The ’80s are back! Theme nights devoted to the decade are popular at various clubs and even at high school dances. Just last month, NBC premiered Hit Me Baby One More Time, which features such musicians as Wang Chung, Irene Cara, and Howard Jones singing their greatest hits from those days. The Awesome 80s Prom, an interactive stage show, is going strong at Webster Hall. And opening Off-Broadway at the 13th Street Theatre on July 10 is Fatal Attraction: A Greek Tragedy, a deconstructed comic parody of the seminal 1987 film that starred Michael Douglas and Glenn Close. Headlining the stage version is Corey Feldman, an actor best known for his work in The Goonies, Stand By Me, The Lost Boys, and other ’80s movies.
While Fatal Attraction marks Feldman’s stage debut, he’s been looking into making the transition from film to theater for some time; he’s particularly interested in plans for a stage adaptation of Pink Floyd’s The Wall, which is rumored to be heading to Broadway. “I wanted to find a way to gradually get into the theater world,” says Feldman. “Fatal Attraction is one of a couple of projects that just popped up and I really, really liked the script. It’s intelligent, yet pretty ridiculous and fun at the same time.”
According to the play’s co-author, Alana McNair, who also co-stars in the Glenn Close role, the project came about after she and her collaborator Kate Wilkinson watched Fatal Attraction a little over a year ago. “We were really struck by the way the women were depicted,” she says. “Anne Archer was totally the housewife and Glenn Close was the working woman. We thought it would be really cool to take those two female characters and make them complete stereotypes of those roles.”
The theatrical deconstruction — which also incorporates texts from various Greek tragedies and century-old home etiquette propaganda — is meant to comment upon the ways women’s roles have changed over the years but also to show that some things have not changed. “We are presenting it like a cautionary tale of infidelity and morality,” says director Tim Haskell. “The Greek chorus is telling the story as if it has happened a thousand times before, and since there is such melodrama to the movie, this heightened theatrical device is the manifestation of that shrillness.”
Feldman plays “Michael Douglas” — and yes, that’s what the character is called in the play, rather than “Dan Gallagher,” Douglas’s role in the film. “What I’m offering is a study of Michael Douglas,” says Feldman. “He represents, especially in this movie, all the male chauvinistic viewpoints of the world.” (The actor makes it clear that he’s talking about Douglas’s film work rather than his real-life personality.) In preparation for the role, Feldman has been studying the Douglas oeuvre, including Basic Instinct and The Game: “I’m doing what I can to emulate his facial gestures, movements, and voice tonality.
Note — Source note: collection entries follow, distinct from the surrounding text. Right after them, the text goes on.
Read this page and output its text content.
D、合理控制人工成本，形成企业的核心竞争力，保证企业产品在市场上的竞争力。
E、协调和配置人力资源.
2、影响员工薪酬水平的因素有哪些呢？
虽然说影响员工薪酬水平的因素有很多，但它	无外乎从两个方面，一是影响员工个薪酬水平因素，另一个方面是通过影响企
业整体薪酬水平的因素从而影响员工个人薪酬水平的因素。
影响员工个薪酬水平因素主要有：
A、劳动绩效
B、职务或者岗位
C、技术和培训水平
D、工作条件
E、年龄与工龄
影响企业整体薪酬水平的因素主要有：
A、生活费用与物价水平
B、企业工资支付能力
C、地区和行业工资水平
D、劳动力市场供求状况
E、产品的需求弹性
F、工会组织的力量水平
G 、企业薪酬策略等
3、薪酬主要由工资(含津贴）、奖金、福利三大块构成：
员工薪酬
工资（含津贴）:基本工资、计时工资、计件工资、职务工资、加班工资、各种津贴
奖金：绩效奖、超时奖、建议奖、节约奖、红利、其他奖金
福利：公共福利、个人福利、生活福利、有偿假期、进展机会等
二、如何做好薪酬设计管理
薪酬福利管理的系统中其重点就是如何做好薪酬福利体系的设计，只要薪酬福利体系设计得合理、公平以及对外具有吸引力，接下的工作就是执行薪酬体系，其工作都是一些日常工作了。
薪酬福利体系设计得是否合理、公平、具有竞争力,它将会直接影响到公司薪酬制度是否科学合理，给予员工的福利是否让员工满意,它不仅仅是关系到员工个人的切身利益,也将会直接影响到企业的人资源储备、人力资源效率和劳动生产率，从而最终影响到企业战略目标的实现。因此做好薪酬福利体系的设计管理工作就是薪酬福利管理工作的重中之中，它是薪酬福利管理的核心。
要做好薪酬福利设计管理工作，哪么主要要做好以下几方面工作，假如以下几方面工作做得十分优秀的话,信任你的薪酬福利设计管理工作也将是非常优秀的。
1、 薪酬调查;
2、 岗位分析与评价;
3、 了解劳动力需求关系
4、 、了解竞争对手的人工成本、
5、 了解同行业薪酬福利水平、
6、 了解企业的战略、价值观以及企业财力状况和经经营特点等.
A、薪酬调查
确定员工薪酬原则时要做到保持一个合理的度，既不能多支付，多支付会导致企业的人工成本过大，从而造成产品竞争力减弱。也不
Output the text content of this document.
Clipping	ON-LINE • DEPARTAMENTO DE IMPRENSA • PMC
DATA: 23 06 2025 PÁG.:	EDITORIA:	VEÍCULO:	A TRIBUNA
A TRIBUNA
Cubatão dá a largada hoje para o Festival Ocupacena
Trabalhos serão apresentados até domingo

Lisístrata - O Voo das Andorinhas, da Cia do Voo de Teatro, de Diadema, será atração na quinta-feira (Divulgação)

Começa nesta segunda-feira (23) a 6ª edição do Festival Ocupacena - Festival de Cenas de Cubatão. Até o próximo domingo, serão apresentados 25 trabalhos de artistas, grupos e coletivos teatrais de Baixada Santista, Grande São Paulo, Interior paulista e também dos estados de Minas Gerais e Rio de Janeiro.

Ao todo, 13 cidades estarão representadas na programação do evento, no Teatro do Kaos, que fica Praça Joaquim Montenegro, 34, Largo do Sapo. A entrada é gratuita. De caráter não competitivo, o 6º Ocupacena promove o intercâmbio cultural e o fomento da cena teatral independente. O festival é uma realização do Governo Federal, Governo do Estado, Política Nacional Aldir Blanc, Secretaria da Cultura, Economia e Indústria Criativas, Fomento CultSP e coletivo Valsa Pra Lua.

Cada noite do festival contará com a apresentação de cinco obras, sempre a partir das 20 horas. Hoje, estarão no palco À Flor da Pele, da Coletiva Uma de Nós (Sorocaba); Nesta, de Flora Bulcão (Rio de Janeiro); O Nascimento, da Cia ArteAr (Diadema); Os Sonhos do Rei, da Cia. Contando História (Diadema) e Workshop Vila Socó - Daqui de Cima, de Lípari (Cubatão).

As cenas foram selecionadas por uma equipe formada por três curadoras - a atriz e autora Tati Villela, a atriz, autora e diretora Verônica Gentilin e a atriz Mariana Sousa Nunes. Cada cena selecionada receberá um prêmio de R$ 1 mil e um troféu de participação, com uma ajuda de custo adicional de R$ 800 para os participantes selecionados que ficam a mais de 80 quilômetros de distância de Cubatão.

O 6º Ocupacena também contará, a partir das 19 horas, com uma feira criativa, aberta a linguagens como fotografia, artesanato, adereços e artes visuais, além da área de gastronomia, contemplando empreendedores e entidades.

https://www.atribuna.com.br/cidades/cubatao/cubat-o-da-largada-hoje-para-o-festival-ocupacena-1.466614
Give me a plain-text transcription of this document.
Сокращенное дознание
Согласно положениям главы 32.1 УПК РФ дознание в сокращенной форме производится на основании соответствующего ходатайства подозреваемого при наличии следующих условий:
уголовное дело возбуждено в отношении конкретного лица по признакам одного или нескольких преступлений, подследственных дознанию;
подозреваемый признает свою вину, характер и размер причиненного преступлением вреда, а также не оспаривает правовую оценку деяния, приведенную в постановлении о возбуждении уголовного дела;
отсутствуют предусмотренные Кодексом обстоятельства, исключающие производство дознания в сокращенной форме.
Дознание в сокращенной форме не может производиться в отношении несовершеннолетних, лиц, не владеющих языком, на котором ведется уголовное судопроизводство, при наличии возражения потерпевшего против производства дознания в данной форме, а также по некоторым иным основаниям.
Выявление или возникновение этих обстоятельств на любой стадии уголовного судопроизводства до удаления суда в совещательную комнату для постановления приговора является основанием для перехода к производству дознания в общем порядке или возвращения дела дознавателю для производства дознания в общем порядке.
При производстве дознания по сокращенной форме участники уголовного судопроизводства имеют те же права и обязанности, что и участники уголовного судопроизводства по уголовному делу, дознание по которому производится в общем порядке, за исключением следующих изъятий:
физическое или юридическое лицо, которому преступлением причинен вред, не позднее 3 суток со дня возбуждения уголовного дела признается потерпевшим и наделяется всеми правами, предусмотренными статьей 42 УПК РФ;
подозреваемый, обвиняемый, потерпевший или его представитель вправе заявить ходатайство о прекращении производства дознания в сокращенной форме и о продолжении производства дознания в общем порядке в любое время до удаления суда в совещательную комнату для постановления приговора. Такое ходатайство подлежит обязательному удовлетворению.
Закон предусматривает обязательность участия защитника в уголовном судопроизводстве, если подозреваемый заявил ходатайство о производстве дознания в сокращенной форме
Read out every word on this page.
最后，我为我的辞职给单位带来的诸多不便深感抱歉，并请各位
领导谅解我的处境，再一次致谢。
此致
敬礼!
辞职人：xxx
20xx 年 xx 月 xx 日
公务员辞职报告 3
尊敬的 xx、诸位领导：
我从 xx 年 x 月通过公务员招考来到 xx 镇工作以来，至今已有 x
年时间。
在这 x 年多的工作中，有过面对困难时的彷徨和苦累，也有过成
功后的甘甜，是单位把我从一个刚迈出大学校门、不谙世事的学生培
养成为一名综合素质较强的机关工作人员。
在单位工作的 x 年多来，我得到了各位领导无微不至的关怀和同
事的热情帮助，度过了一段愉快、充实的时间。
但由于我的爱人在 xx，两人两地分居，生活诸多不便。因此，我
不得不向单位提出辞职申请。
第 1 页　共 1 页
It’s an all-out assault on Michael Douglas’s on-screen persona.”
While he’s never met Douglas in person, Feldman says that he “wouldn’t mind inviting him to the show, just to see what his reaction would be.” Feldman has met Close, and he speculates that she “would like it a lot.” The choice to use the actors’ names rather than those of the film’s characters in Fatal Attraction: A Greek Tragedy is partly due to McNair’s belief that the cult of celebrity really exploded in the 1980s. While stars have always had their followings, new information technology and the popularity of publications such as Star magazine allowed for an increased focus on the private lives of film and TV stars. As Feldman quips, “Celebrity in the ’80s grew as rapidly as the hairdos.”
Feldman himself has struggled with the legacy of such intense media scrutiny. Well-publicized arrests for drug possession in the early ’90s still color his reputation despite the fact that he has been clean for many years now. He signed on to the 2003 “reality” TV program The Surreal Life with the intention of improving his image and clearing up some of the misconceptions about him but, he says, “It did none of that. It actually worked in reverse. I was called names I had never been called in 25 years of my career. I was very insulted and it was really hard to deal with.”
His second solo album was titled Former Child Actor as a way of addressing in a tongue-in-cheek manner the various labels that have been applied to him. The title track of that recording was co-written by another ’80s icon, Rick Springfield. “Anybody who’s been in an industry for 30 years is going to have baggage,” acknowledges Feldman. “But I think that, at this point, I’m able to move on to my current and future career.”
That brings us back to Feldman’s stage debut. He’s confident in the abilities of director Tim Haskell, who successfully helmed a stage adaptation of another ’80s film, Road House, that played at the Barrow Street Theatre in 2003-2004. Dubbed a “fightsical” by Haskell, that production featured elaborate fight choreography, and Fatal Attraction promises similar kinetic delights. There’s also a “boiled bunny dream/dance sequence” which the director says is “obviously silly but will be done in earnest.” The cast members have ended up with more than a few bruises during rehearsals, yet all involved feel that it’s worth it. “We’ve got a really talented cast,” Feldman comments. “There’s a lot of integrity among the actors, and everybody is excited about the project.”